Di fronte a una squadra come questa Spagna prima di tutto ci si alza in piedi e si applaude. Sì, perché anche se la scena è la più triste e inimmaginabile, non si può non accompagnare con il massimo del rispetto l’uscita dal campo di chi ha ancora le insegne di campione del mondo sulle maglie e prima e dopo quel titolo ha vinto due Europei. Un’impresa mai riuscita prima e che rende ancor più tenere quelle lacrime che rigano i volti dei giocatori spagnoli, quelli che ormai eravamo abituati a vedere sorridenti e festanti mentre alzavano coppe e le abbracciavano coccolandole nelle feste sul campo con i coriandoli sparati al cielo e l’immancabile “We are the champions” a tutto volume.

Fare diversamente vorrebbe dire cancellare anche la memoria di ciò che questa squadra ha fatto, partendo da una sfida vinta ai rigori – nei quarti degli Europei 2008 – contro l’Italia di Roberto Donadoni.
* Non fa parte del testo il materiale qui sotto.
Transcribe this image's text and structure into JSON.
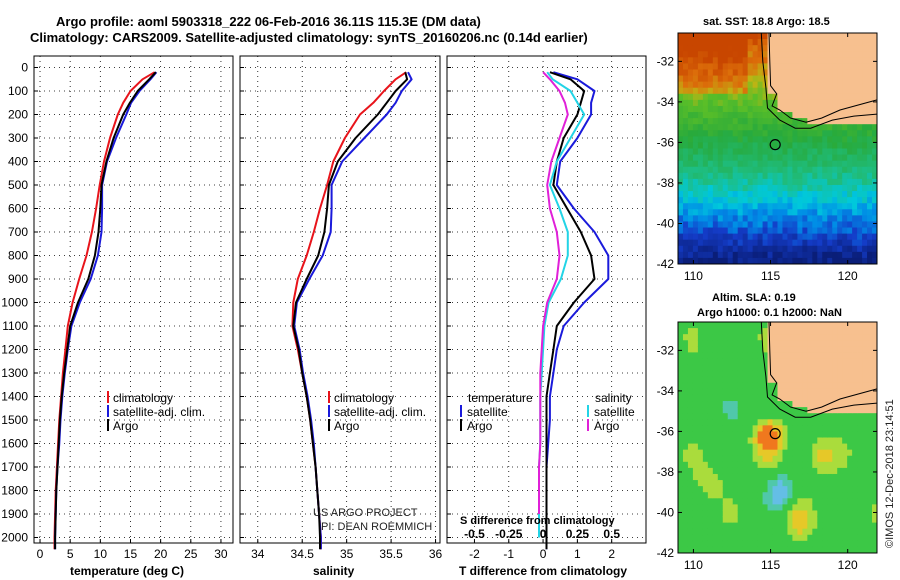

Da lì in poi sono stati inarrestabili fino all’atto finale dell’Europeo 2012, ancora contro gli azzurri, con Cesare Prandelli in panchina.

Certo, colpisce questo schianto improvviso, questo doppio ko che rende inutile e tristissima la terza sfida del girone contro l’Australia, in un derby fra eliminate, Cenerentola e regina decaduta che si giocano ultimo e penultimo posto di un gironcino da incubo.

Una storia non inedita, anche quattro anni fa i campioni in carica – erano gli azzurri di Marcello Lippi – fecero la stessa fine ma almeno se la giocarono fino all’ultimo secondo dell’ultima sfida, sia pure in un girone di burro. La sostanza non cambia ma per la Spagna è diverso, perché un filotto di titoli come questo difficilmente potremo rivederlo ancora. Non sappiamo se gli spagnoli vorranno imbastire processi sportivi a un ct leggendario come Vicente Del Bosque per il reato di “troppa riconoscenza” o a quei giocatori che all’improvviso dopo aver preso tutto si sono accorti di non aver più niente da dare, che c’era da inseguire senza più sapere come si fa. Così può accadere che mentalmente la resa arrivi ancor prima che nelle gambe, che la benzina finisca senza che si sia mai accesa la spia. E se può far male vedere un gruppo di campioni finire nel modo più triste, vien solo da dire di asciugarsi quelle lacrime. Anche una dura sconfitta non potrà mai cancellare una leggenda.